Among fetal CNS abnormalities, the most commonly shared abnormalities, which were identified by both US and iuMRI, included ventriculomegaly and cystic lesions, which had perfect agreement (κ values of 0.87 and 0.84, respectively; p < 0.01). This result was consistent with those reported by Rossi et al (25). The lowest levels of agreement were identified for destructive lesions (hemorrhage in our study) and cortical abnormalities, which had κ values of 0 (p = 1) and 0.46 (p < 0.01), respectively). iuMRI was able to detect these abnormalities, which were largely missed on US. In our study, cerebral hemorrhage lesions were small, in the late stage, and hypointense on T2*-weighted gradient-echo. However, these lesions were not detected on US. The hypointense lesions on T2*-weighted gradient-echo must differ from calcification associated with fetal infections (21). However, intracranial calcifications associated with fetal infections are more common in the periventricular region and basal ganglia (27), and punctate calcifications may be difficult to detect on iuMRI (28). In addition to intracranial calcifications, fetal infections can present other abnormalities, such as intraventricular synechiae and extra-CNS symptoms, such as hepatomegaly, splenomegaly, and effusions (pericardial, pleural, and ascites) (27). Therefore, iuMRI can be used to make a correct diagnosis of intracranial hemorrhage. T2W SSFS, performed on three planes with high-resolution and multiplanar visualization of the cerebral parenchyma, allows for the detection of small and discrete lesions, particularly cortical abnormalities, such as polymicrogyria and gray matter heterotopia (18). In addition, iuMRI is not limited by fetal position, amniotic fluid, or skull ossification, which can prevent the visualization of some issues on US (29).
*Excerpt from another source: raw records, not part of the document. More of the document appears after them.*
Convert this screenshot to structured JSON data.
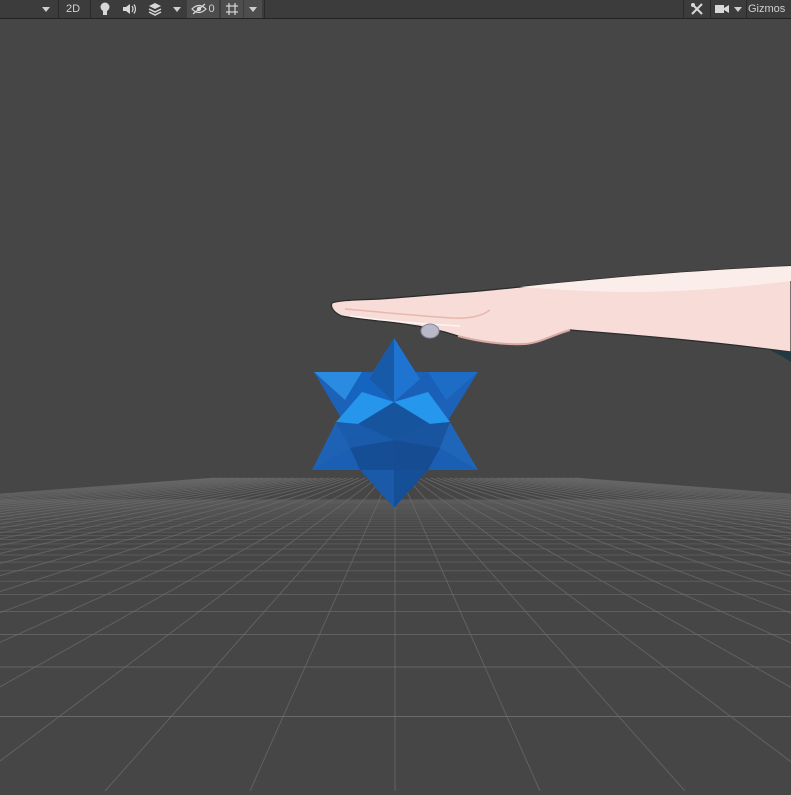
{
  "toolbar": {
    "mode_2d_label": "2D",
    "hidden_count": "0",
    "gizmos_label": "Gizmos",
    "icons": [
      "dropdown-arrow-icon",
      "lighting-bulb-icon",
      "audio-speaker-icon",
      "effects-layers-icon",
      "dropdown-arrow-icon",
      "scene-visibility-icon",
      "grid-icon",
      "dropdown-arrow-icon",
      "tools-icon",
      "camera-icon",
      "dropdown-arrow-icon"
    ]
  },
  "scene": {
    "background_color": "#464646",
    "grid_color": "#6a6a6a",
    "objects": [
      {
        "name": "star-tetrahedron",
        "color": "#1f78d6"
      },
      {
        "name": "hand",
        "color": "#f6dcd8"
      }
    ]
  }
}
This study still presents some limitations. First, the study analyzed a small sample size from only one imaging center, which may reduce the representative value of this study and limit the ability to generalize the findings. Second, due to the lack of sedatives approved for maternal use, combined with long scanning times, fetal movements can affect image quality. Third, this study did not perform the gold standards of autopsy, or postnatal MRI or US to confirm any findings, which limits the reliability of the study. Future studies should be performed on larger sample sizes and conduct follow-up after birth to validate the prenatal findings and compare these against our current results.

CONCLUSION

The results showed that US and iuMRI had the highest agreement for the detection of ventriculomegaly and the lowest agreement for cerebral hemorrhage and cortical abnormalities, which were abnormalities detected by iuMRI but not by US. In the future, more studies should be conducted using larger samples, and postnatal examinations should be performed to increase the reliability of these findings. Providing additional information to clinicians will improve prenatal prognosis and facilitate the delivery of appropriate counseling to pregnant women carrying fetuses with CNS abnormalities.